Journal de l'année Édition 1990 1990Éd. 1990

La force des nationalistes provient de leur capacité à exprimer des inquiétudes latentes. Aussi, le gouvernement serait-il bien inspiré de tenir compte des critiques et des mises en garde. Il conserve une marge de manœuvre appréciable dans la mesure où certaines positions extrémistes sont loin d'être unanimement acceptées : le colonialisme dénoncé par les nationalistes n'apparaît pas si évident aux Corses qui ont fait carrière dans la fonction publique, même parmi les grévistes du début de l'année; le statut d'autonomie interne, rejeté par les nationalistes les plus engagés, rallie actuellement en Corse des membres du Parti socialiste et même des partis de l'opposition.
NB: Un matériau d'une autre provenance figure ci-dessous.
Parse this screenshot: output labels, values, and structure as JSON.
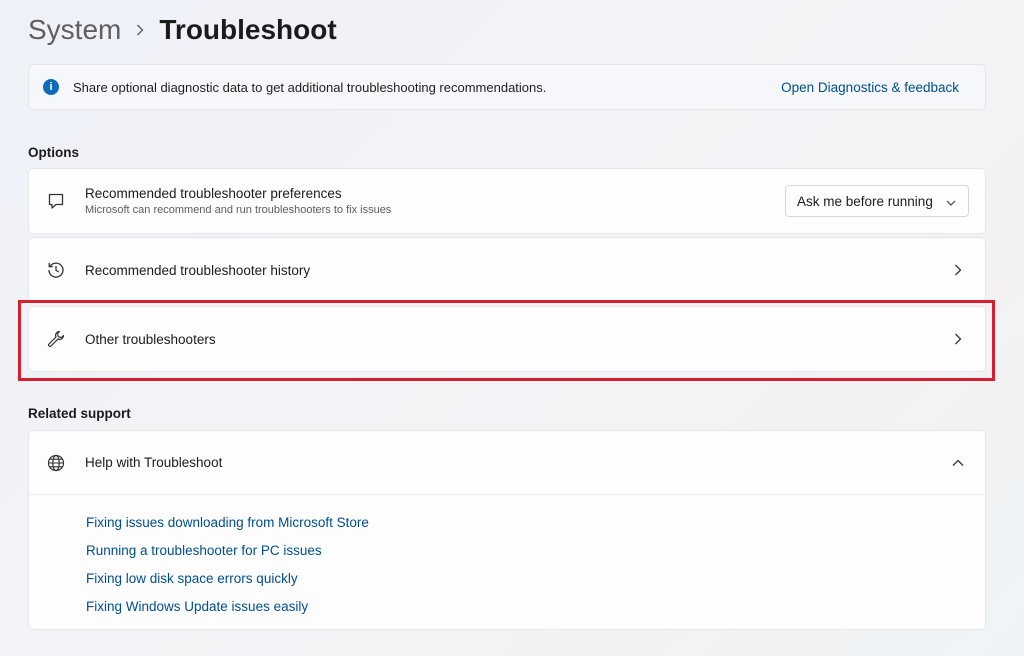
{
  "breadcrumb": {
    "parent": "System",
    "current": "Troubleshoot"
  },
  "info": {
    "text": "Share optional diagnostic data to get additional troubleshooting recommendations.",
    "link": "Open Diagnostics & feedback"
  },
  "options": {
    "title": "Options",
    "preferences": {
      "title": "Recommended troubleshooter preferences",
      "subtitle": "Microsoft can recommend and run troubleshooters to fix issues",
      "dropdown_value": "Ask me before running",
      "icon": "chat-bubble-icon"
    },
    "history": {
      "title": "Recommended troubleshooter history",
      "icon": "history-icon"
    },
    "other": {
      "title": "Other troubleshooters",
      "icon": "wrench-icon"
    }
  },
  "related": {
    "title": "Related support",
    "help": {
      "title": "Help with Troubleshoot",
      "icon": "globe-icon",
      "links": [
        "Fixing issues downloading from Microsoft Store",
        "Running a troubleshooter for PC issues",
        "Fixing low disk space errors quickly",
        "Fixing Windows Update issues easily"
      ]
    }
  },
  "colors": {
    "accent": "#0f6cbd",
    "link": "#004e8c",
    "highlight": "#d6202f"
  }
}
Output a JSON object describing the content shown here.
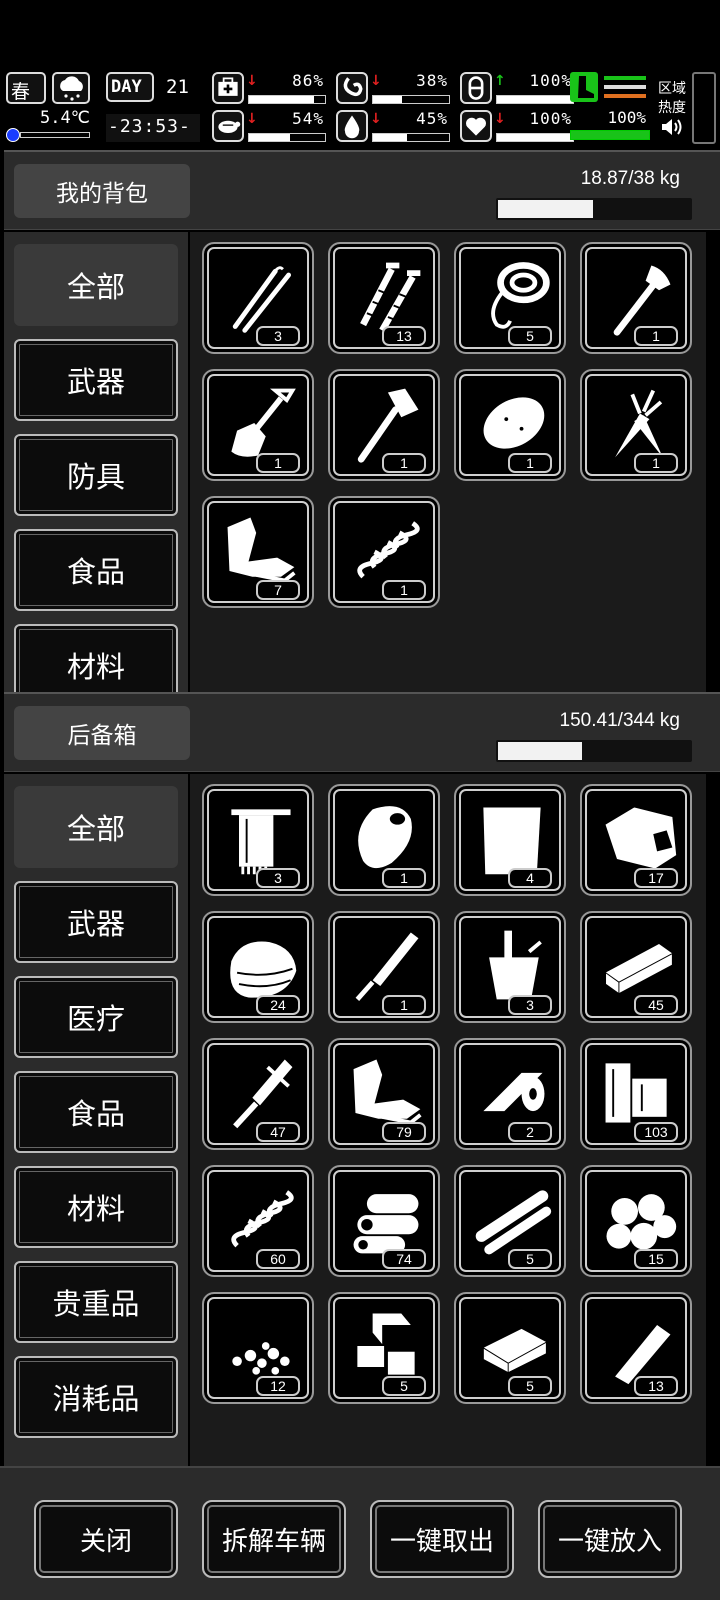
{
  "status": {
    "season": "春",
    "temperature": "5.4℃",
    "day_label": "DAY",
    "day_number": "21",
    "clock": "-23:53-",
    "stats": [
      {
        "key": "health",
        "icon": "medkit-icon",
        "trend": "down",
        "value": "86%",
        "level": 0.86
      },
      {
        "key": "hunger",
        "icon": "stomach-icon",
        "trend": "down",
        "value": "38%",
        "level": 0.38
      },
      {
        "key": "armor",
        "icon": "capsule-icon",
        "trend": "up",
        "value": "100%",
        "level": 1.0
      },
      {
        "key": "fatigue",
        "icon": "turtle-icon",
        "trend": "down",
        "value": "54%",
        "level": 0.54
      },
      {
        "key": "thirst",
        "icon": "water-drop-icon",
        "trend": "down",
        "value": "45%",
        "level": 0.45
      },
      {
        "key": "mood",
        "icon": "heart-icon",
        "trend": "down",
        "value": "100%",
        "level": 1.0
      }
    ],
    "stamina_value": "100%",
    "area_heat_label_1": "区域",
    "area_heat_label_2": "热度"
  },
  "backpack": {
    "title": "我的背包",
    "weight": "18.87/38 kg",
    "weight_fraction": 0.497,
    "categories": [
      {
        "label": "全部",
        "active": true
      },
      {
        "label": "武器",
        "active": false
      },
      {
        "label": "防具",
        "active": false
      },
      {
        "label": "食品",
        "active": false
      },
      {
        "label": "材料",
        "active": false
      }
    ],
    "items": [
      {
        "name": "lockpicks",
        "icon": "lockpick-icon",
        "count": "3"
      },
      {
        "name": "screws",
        "icon": "screws-icon",
        "count": "13"
      },
      {
        "name": "rope",
        "icon": "rope-icon",
        "count": "5"
      },
      {
        "name": "axe",
        "icon": "axe-icon",
        "count": "1"
      },
      {
        "name": "shovel",
        "icon": "shovel-icon",
        "count": "1"
      },
      {
        "name": "hatchet",
        "icon": "hatchet-icon",
        "count": "1"
      },
      {
        "name": "potato",
        "icon": "potato-icon",
        "count": "1"
      },
      {
        "name": "carrot",
        "icon": "carrot-icon",
        "count": "1"
      },
      {
        "name": "scrap-metal",
        "icon": "scrap-metal-icon",
        "count": "7"
      },
      {
        "name": "spring",
        "icon": "spring-icon",
        "count": "1"
      }
    ]
  },
  "trunk": {
    "title": "后备箱",
    "weight": "150.41/344 kg",
    "weight_fraction": 0.437,
    "categories": [
      {
        "label": "全部",
        "active": true
      },
      {
        "label": "武器",
        "active": false
      },
      {
        "label": "医疗",
        "active": false
      },
      {
        "label": "食品",
        "active": false
      },
      {
        "label": "材料",
        "active": false
      },
      {
        "label": "贵重品",
        "active": false
      },
      {
        "label": "消耗品",
        "active": false
      }
    ],
    "items": [
      {
        "name": "towel",
        "icon": "towel-icon",
        "count": "3"
      },
      {
        "name": "raw-meat",
        "icon": "meat-icon",
        "count": "1"
      },
      {
        "name": "cloth",
        "icon": "cloth-icon",
        "count": "4"
      },
      {
        "name": "stuffed-bag",
        "icon": "bag-icon",
        "count": "17"
      },
      {
        "name": "rags",
        "icon": "rags-icon",
        "count": "24"
      },
      {
        "name": "machete",
        "icon": "machete-icon",
        "count": "1"
      },
      {
        "name": "bucket",
        "icon": "bucket-icon",
        "count": "3"
      },
      {
        "name": "wood-plank",
        "icon": "plank-icon",
        "count": "45"
      },
      {
        "name": "rasp-tool",
        "icon": "rasp-icon",
        "count": "47"
      },
      {
        "name": "scrap-metal",
        "icon": "scrap-metal-icon",
        "count": "79"
      },
      {
        "name": "tape-roll",
        "icon": "tape-icon",
        "count": "2"
      },
      {
        "name": "firewood",
        "icon": "firewood-icon",
        "count": "103"
      },
      {
        "name": "spring",
        "icon": "spring-icon",
        "count": "60"
      },
      {
        "name": "logs",
        "icon": "logs-icon",
        "count": "74"
      },
      {
        "name": "pipes",
        "icon": "pipes-icon",
        "count": "5"
      },
      {
        "name": "stones",
        "icon": "stones-icon",
        "count": "15"
      },
      {
        "name": "gravel",
        "icon": "gravel-icon",
        "count": "12"
      },
      {
        "name": "bricks",
        "icon": "bricks-icon",
        "count": "5"
      },
      {
        "name": "sponge",
        "icon": "sponge-icon",
        "count": "5"
      },
      {
        "name": "tube",
        "icon": "tube-icon",
        "count": "13"
      }
    ]
  },
  "actions": {
    "close": "关闭",
    "dismantle": "拆解车辆",
    "take_all": "一键取出",
    "put_all": "一键放入"
  },
  "colors": {
    "panel": "#2b2b2b",
    "grid_bg": "#1b1b1b",
    "stamina_green": "#19c319",
    "trend_up": "#19c319",
    "trend_down": "#e02020",
    "temp_dot": "#1a3cff"
  }
}
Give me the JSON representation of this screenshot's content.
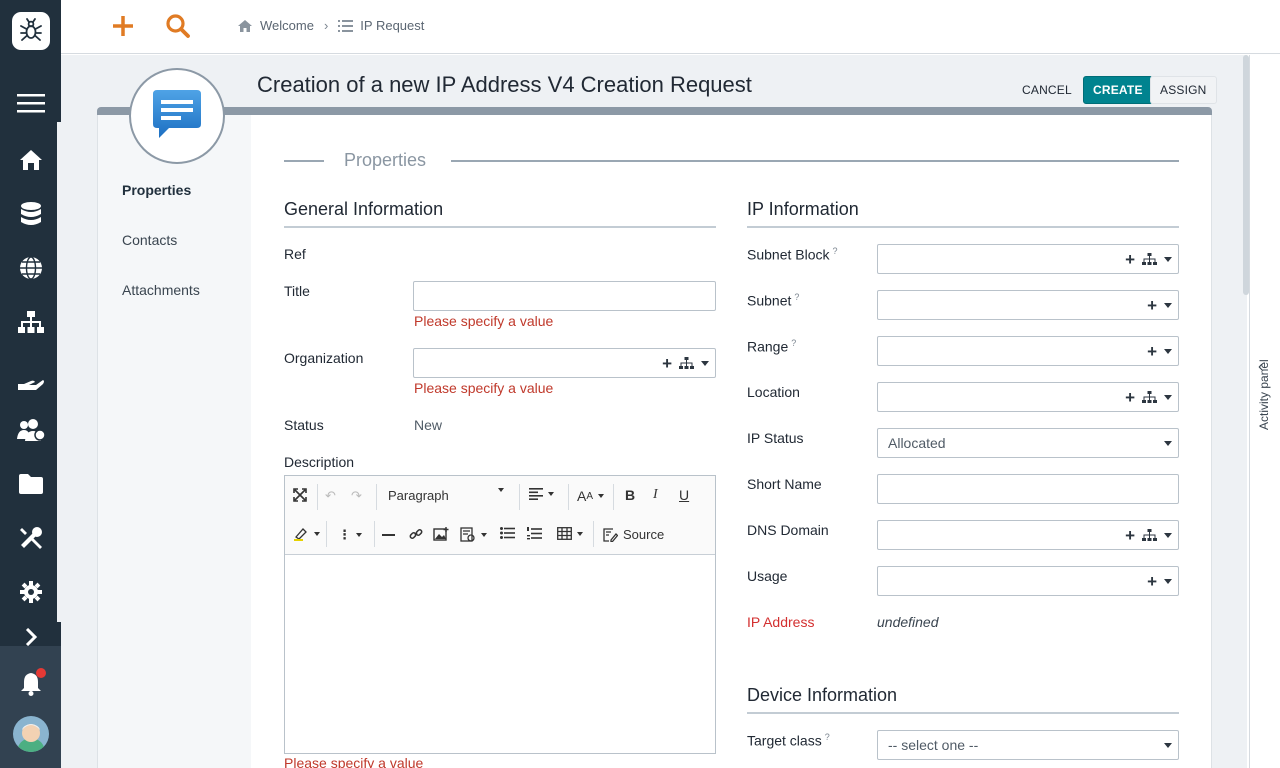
{
  "breadcrumb": {
    "home": "Welcome",
    "current": "IP Request"
  },
  "page": {
    "title": "Creation of a new IP Address V4 Creation Request",
    "buttons": {
      "cancel": "CANCEL",
      "create": "CREATE",
      "assign": "ASSIGN"
    }
  },
  "tabs": [
    "Properties",
    "Contacts",
    "Attachments"
  ],
  "fieldset": {
    "title": "Properties"
  },
  "general": {
    "title": "General Information",
    "ref_label": "Ref",
    "title_label": "Title",
    "org_label": "Organization",
    "status_label": "Status",
    "status_value": "New",
    "description_label": "Description",
    "error": "Please specify a value"
  },
  "editor": {
    "paragraph": "Paragraph",
    "source": "Source"
  },
  "ip": {
    "title": "IP Information",
    "subnet_block": "Subnet Block",
    "subnet": "Subnet",
    "range": "Range",
    "location": "Location",
    "ip_status": "IP Status",
    "ip_status_value": "Allocated",
    "short_name": "Short Name",
    "dns_domain": "DNS Domain",
    "usage": "Usage",
    "ip_address": "IP Address",
    "ip_address_value": "undefined",
    "hint": "?"
  },
  "device": {
    "title": "Device Information",
    "target_class": "Target class",
    "target_class_value": "-- select one --"
  },
  "activity_panel": "Activity panel",
  "colors": {
    "nav": "#21303d",
    "accent": "#e07b24",
    "create": "#00838f",
    "error": "#c0392b"
  }
}
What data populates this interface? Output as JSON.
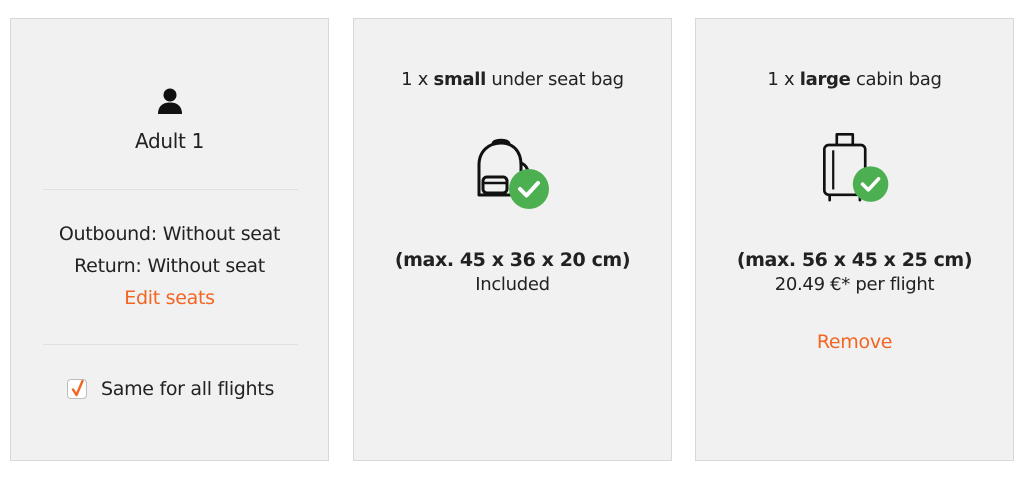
{
  "passenger": {
    "name": "Adult 1",
    "outbound_label": "Outbound:",
    "outbound_value": "Without seat",
    "return_label": "Return:",
    "return_value": "Without seat",
    "edit_seats": "Edit seats",
    "same_for_all": "Same for all flights",
    "same_for_all_checked": true,
    "icon": "person-icon"
  },
  "small_bag": {
    "title_prefix": "1 x ",
    "title_bold": "small",
    "title_suffix": " under seat bag",
    "dimensions": "(max. 45 x 36 x 20 cm)",
    "price": "Included",
    "icon": "backpack-icon"
  },
  "large_bag": {
    "title_prefix": "1 x ",
    "title_bold": "large",
    "title_suffix": " cabin bag",
    "dimensions": "(max. 56 x 45 x 25 cm)",
    "price": "20.49 €* per flight",
    "remove": "Remove",
    "icon": "suitcase-icon"
  },
  "colors": {
    "accent": "#f26522",
    "check_green": "#4caf50",
    "card_bg": "#f1f1f1"
  }
}
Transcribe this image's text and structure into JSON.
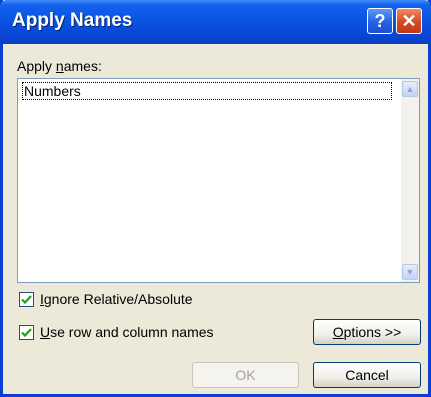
{
  "window": {
    "title": "Apply Names",
    "help_glyph": "?",
    "close_glyph": "✕"
  },
  "apply_names": {
    "label_prefix": "Apply ",
    "label_accel": "n",
    "label_suffix": "ames:",
    "items": [
      "Numbers"
    ],
    "selected_item": "Numbers",
    "scroll_up_glyph": "▲",
    "scroll_down_glyph": "▼"
  },
  "options": {
    "ignore_relative_absolute": {
      "accel": "I",
      "rest": "gnore Relative/Absolute",
      "checked": true
    },
    "use_row_column_names": {
      "accel": "U",
      "rest": "se row and column names",
      "checked": true
    }
  },
  "buttons": {
    "options_accel": "O",
    "options_rest": "ptions >>",
    "ok": "OK",
    "ok_disabled": true,
    "cancel": "Cancel"
  },
  "colors": {
    "titlebar": "#0a54e3",
    "dialog_bg": "#ece9d8",
    "check_mark": "#21a121"
  }
}
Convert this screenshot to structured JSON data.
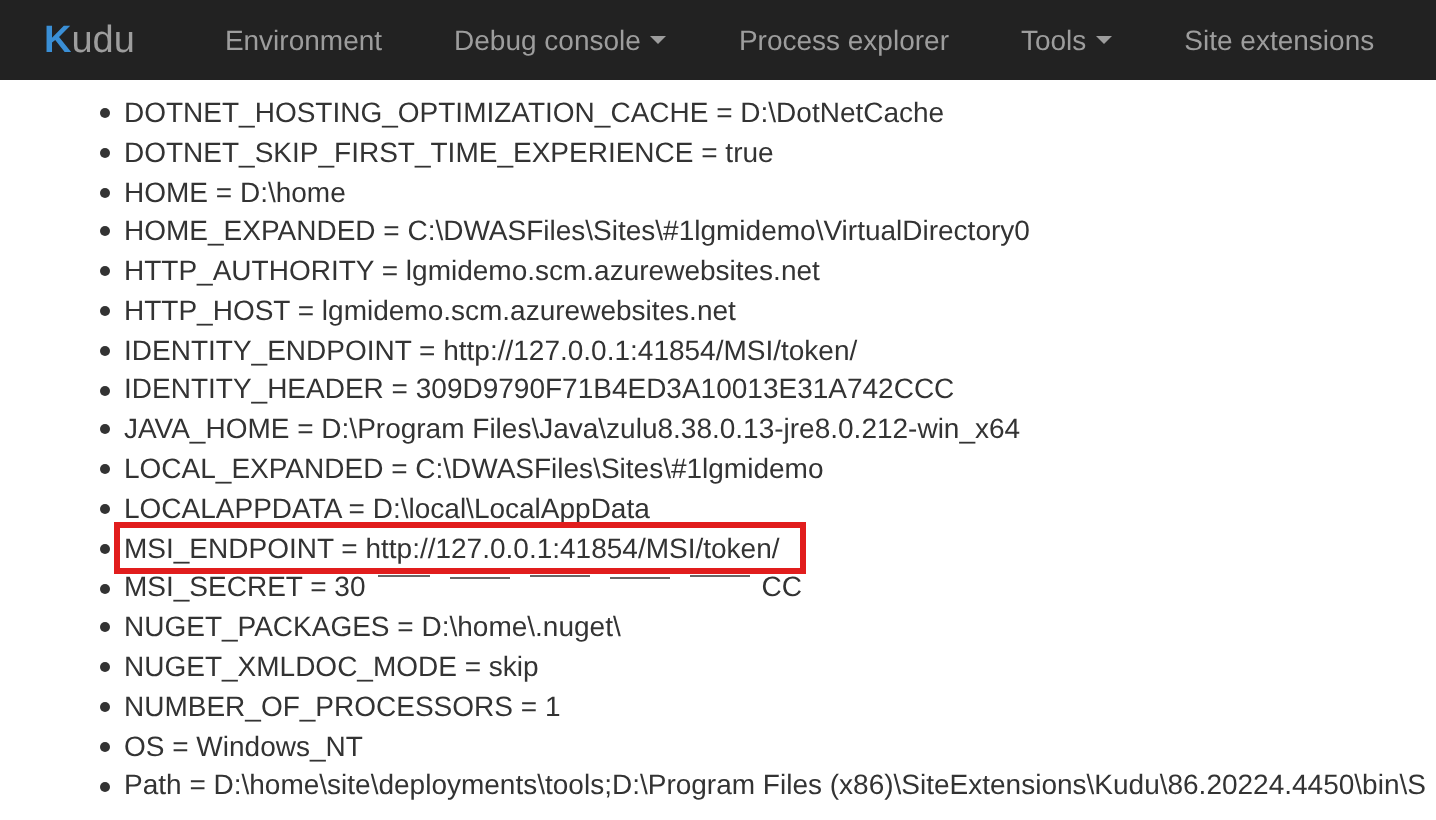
{
  "navbar": {
    "brand": "Kudu",
    "items": [
      {
        "label": "Environment",
        "dropdown": false
      },
      {
        "label": "Debug console",
        "dropdown": true
      },
      {
        "label": "Process explorer",
        "dropdown": false
      },
      {
        "label": "Tools",
        "dropdown": true
      },
      {
        "label": "Site extensions",
        "dropdown": false
      }
    ]
  },
  "variables": [
    {
      "kind": "plain",
      "text": "DOTNET_HOSTING_OPTIMIZATION_CACHE = D:\\DotNetCache",
      "highlighted": false
    },
    {
      "kind": "plain",
      "text": "DOTNET_SKIP_FIRST_TIME_EXPERIENCE = true",
      "highlighted": false
    },
    {
      "kind": "plain",
      "text": "HOME = D:\\home",
      "highlighted": false
    },
    {
      "kind": "plain",
      "text": "HOME_EXPANDED = C:\\DWASFiles\\Sites\\#1lgmidemo\\VirtualDirectory0",
      "highlighted": false
    },
    {
      "kind": "plain",
      "text": "HTTP_AUTHORITY = lgmidemo.scm.azurewebsites.net",
      "highlighted": false
    },
    {
      "kind": "plain",
      "text": "HTTP_HOST = lgmidemo.scm.azurewebsites.net",
      "highlighted": false
    },
    {
      "kind": "plain",
      "text": "IDENTITY_ENDPOINT = http://127.0.0.1:41854/MSI/token/",
      "highlighted": false
    },
    {
      "kind": "plain",
      "text": "IDENTITY_HEADER = 309D9790F71B4ED3A10013E31A742CCC",
      "highlighted": false
    },
    {
      "kind": "plain",
      "text": "JAVA_HOME = D:\\Program Files\\Java\\zulu8.38.0.13-jre8.0.212-win_x64",
      "highlighted": false
    },
    {
      "kind": "plain",
      "text": "LOCAL_EXPANDED = C:\\DWASFiles\\Sites\\#1lgmidemo",
      "highlighted": false
    },
    {
      "kind": "plain",
      "text": "LOCALAPPDATA = D:\\local\\LocalAppData",
      "highlighted": false
    },
    {
      "kind": "plain",
      "text": "MSI_ENDPOINT = http://127.0.0.1:41854/MSI/token/",
      "highlighted": true
    },
    {
      "kind": "redacted",
      "text": "MSI_SECRET = 30",
      "text_end": "CC",
      "highlighted": false
    },
    {
      "kind": "plain",
      "text": "NUGET_PACKAGES = D:\\home\\.nuget\\",
      "highlighted": false
    },
    {
      "kind": "plain",
      "text": "NUGET_XMLDOC_MODE = skip",
      "highlighted": false
    },
    {
      "kind": "plain",
      "text": "NUMBER_OF_PROCESSORS = 1",
      "highlighted": false
    },
    {
      "kind": "plain",
      "text": "OS = Windows_NT",
      "highlighted": false
    },
    {
      "kind": "plain",
      "text": "Path = D:\\home\\site\\deployments\\tools;D:\\Program Files (x86)\\SiteExtensions\\Kudu\\86.20224.4450\\bin\\S",
      "highlighted": false
    }
  ]
}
Mais, si le gouvernement ne se départit pas d'un comportement directiviste inspiré par la religion de l'État et par les techniciens de l'administration, s'il oublie la générosité pour accroître la charge fiscale et récupérer ainsi une partie de ce qu'il donne, s'il ignore les particularismes auxquels sont attachés les Corses, s'il s'aliène les Corses du continent, au lieu de les inviter à participer de toutes leurs compétences au renouveau insulaire, les plans les plus élaborés et les plus coûteux aboutiront à des résultats partiels ; ils ne régleront pas réellement le problème posé depuis un quart de siècle. Les Corses ressentiront ces mesures, même si elles sont objectivement utiles ou fondées, comme des symptômes de sujétion ou des atteintes à leur dignité, comme l'ont bien montré les réactions de la population lors d'une grève prolongée par le « mépris » supposé du gouvernement.

Au contraire, le projet de protection de l'identité culturelle, intimement lié à un programme de développement, est acceptable par tous les courants d'opinion. Tous les autres plans d'action devraient se fonder de la même manière sur une intelligente concertation et sur une attentive compréhension des ressorts psychologiques d'une communauté minoritaire qui se sent menacée.